Another thing you need if you are imposing a dictatorship is control of the police. In Canada, the Royal Canadian Mounted Police are controlled by the Solicitor-General. So Trudeau made Jean-Pierre Goyer the Solicitor-General — when Parliament was not in session and could not question him. Goyer, it goes without saying, was a regular contributor to Cité Libre. Isn’t everybody? He was once arrested for staging a sit-in outside the office of the Premier of Quebec. He has been involved in several pro-Communist fronts. And he has attended Communist meetings behind the Iron Curtain. Like his friend Trudeau, he is a revolutionary.

This is the man now running the national police of Canada.

Then there is Jean Marchand, of Cité Libre, now a member of Trudeau’s Cabinet. There is Gérard Pelletier, of Cité Libre, who, like Jean-Louis Gagnon, has also been an editor at La Presse. Pelletier is now Trudeau’s Secretary of State. One of the Members of Parliament quoted earlier also told us that in his opinion Pelletier is “the most dangerous man of all — very clever, very deceitful, very doctrinaire.” It was unnecessary to ask which doctrine he had in mind.

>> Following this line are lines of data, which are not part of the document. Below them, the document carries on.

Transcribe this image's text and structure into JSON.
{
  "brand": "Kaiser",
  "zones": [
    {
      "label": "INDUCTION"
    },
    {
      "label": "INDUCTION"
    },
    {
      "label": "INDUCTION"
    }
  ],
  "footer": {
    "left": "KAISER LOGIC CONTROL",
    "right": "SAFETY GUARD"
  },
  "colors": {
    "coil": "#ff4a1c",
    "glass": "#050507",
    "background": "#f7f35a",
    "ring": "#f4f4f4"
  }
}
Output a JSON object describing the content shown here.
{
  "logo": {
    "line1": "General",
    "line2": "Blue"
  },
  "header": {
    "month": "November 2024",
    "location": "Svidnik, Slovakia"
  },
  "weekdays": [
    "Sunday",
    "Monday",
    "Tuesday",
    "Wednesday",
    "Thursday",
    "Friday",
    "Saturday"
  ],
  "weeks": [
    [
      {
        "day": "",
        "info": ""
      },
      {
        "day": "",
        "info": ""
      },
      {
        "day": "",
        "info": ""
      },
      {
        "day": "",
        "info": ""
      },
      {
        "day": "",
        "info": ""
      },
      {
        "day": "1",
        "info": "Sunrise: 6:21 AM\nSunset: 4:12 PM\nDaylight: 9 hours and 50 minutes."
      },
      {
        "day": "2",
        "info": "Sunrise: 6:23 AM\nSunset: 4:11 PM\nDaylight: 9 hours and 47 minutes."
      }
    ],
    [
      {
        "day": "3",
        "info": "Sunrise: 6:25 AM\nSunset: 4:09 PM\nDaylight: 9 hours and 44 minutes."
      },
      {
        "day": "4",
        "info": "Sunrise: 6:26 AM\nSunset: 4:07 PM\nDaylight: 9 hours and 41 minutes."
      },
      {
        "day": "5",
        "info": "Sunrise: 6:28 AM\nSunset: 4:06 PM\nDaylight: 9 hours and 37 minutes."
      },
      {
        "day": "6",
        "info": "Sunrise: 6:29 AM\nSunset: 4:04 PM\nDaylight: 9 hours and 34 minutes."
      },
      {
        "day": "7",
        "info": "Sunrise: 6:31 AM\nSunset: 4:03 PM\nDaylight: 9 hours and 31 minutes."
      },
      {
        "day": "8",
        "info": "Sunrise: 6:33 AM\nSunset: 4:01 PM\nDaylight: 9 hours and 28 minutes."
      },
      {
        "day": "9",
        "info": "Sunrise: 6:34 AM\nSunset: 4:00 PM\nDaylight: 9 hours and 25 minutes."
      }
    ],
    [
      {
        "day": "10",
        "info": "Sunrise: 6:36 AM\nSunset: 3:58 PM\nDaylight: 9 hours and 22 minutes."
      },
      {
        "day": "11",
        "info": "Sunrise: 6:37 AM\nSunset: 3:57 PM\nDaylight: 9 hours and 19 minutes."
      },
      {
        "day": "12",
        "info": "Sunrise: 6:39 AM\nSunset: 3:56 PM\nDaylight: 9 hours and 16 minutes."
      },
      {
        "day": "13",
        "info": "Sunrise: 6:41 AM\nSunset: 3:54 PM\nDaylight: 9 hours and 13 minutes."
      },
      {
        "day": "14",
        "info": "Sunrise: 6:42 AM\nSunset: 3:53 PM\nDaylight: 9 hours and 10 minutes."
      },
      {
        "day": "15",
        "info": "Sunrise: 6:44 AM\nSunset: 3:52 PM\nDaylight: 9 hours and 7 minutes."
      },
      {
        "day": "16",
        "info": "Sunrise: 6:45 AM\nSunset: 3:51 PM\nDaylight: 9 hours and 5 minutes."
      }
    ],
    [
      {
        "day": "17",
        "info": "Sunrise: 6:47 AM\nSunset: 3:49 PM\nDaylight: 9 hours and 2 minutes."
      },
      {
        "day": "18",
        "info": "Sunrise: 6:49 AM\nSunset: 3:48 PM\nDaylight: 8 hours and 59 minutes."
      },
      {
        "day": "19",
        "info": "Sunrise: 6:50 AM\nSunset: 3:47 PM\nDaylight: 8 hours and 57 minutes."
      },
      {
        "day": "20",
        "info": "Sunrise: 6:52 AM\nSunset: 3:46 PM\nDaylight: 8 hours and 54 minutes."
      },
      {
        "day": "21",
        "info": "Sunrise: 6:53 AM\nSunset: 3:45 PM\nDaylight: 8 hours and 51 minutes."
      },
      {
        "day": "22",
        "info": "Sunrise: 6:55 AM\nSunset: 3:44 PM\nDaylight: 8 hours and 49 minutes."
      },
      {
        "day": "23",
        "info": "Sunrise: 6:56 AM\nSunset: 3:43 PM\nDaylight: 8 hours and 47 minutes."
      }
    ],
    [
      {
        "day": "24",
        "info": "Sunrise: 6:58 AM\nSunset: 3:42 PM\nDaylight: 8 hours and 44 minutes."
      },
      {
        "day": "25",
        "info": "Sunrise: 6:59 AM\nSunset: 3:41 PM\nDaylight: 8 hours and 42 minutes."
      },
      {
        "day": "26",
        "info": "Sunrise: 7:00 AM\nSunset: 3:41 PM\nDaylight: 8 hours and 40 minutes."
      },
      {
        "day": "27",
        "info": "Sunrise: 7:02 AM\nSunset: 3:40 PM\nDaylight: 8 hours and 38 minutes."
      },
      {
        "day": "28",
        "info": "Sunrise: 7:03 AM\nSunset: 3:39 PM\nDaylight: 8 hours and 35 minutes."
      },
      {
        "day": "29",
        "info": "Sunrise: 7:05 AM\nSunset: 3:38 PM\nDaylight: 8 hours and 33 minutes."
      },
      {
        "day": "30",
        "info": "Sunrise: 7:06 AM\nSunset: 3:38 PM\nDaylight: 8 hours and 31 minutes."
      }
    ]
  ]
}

And there is Paul Martin, Lester Pearson’s Minister of External Affairs, now the Liberal leader of the Senate (which corresponds to the British House of Lords) — to which Trudeau appointed him. Martin for some incredible reason has not been a contributor to Cité Libre, as far as I know, but he is an advocate of what we call “socialized medicine,” is generally anti-American, is a champion of the United Nations, strongly opposed to our bombing of the Communists in North Vietnam, and has done what he could to bring down anti-Communist Rhodesia.

Martin has also been a prominent, charter member of the Canadian branch of the Communist Institute of Pacific Relations exposed by a Subcommittee of Congress. One of his old friends is identified as Soviet spy Mark Gayn, of the Toronto Star, who left the United States after exposure of his role in the Amerasia spy case.

The photograph including Paul Martin which you see on Page 15 appeared in the April, 1938, issue of New Advance, official organ of the Young Communist League. The First World Youth Congress to which the caption refers was of course Communist-controlled. As you see, the delegation included Roy Davis, later of the C.B.C., convicted of Soviet espionage when Gouzenko blew the whistle; William Kashtan, now head of the Canadian Communist Party; T.C. Douglas, now head of the Marxist New Democratic Party — and Paul Martin, M.P., the delegation’s chairman.

Perhaps Martin felt that contributing to Cité Libre would be redundant.

It is interesting to note that in a 1962 article, Maclean’s reported that Roger Rolland, of Cité Libre, was already regional program director of French networks for the C.B.C., that Charles Lussier, of Cité Libre, was in charge of Quebec House, a provincial quasi-consulate in Paris, and that Pierre Juneau, of Cité Libre, was executive director of the National Film Board, a federal government agency. Juneau is now chairman of the Canadian Radio-Television Commission. Rolland is a Special Assistant in the Prime Minister’s office.

“Trudeau has homosexuals everywhere,” says the Conservative M.P. in the cafeteria on the Hill. “They’re useable.” The Fabian affinity for homosexuality is of course well known. John Maynard Keynes, for instance.

“Canada is completely in the hands of the Fabians,” says the M.P. “Stanfield, who is supposed to be a Conservative, is also a Fabian.”

“How possible is it that Canada will fall?” I asked.

The Member leaned toward me, his voice a combination of bitterness and surprise.

“She’s already fallen,” the Member said.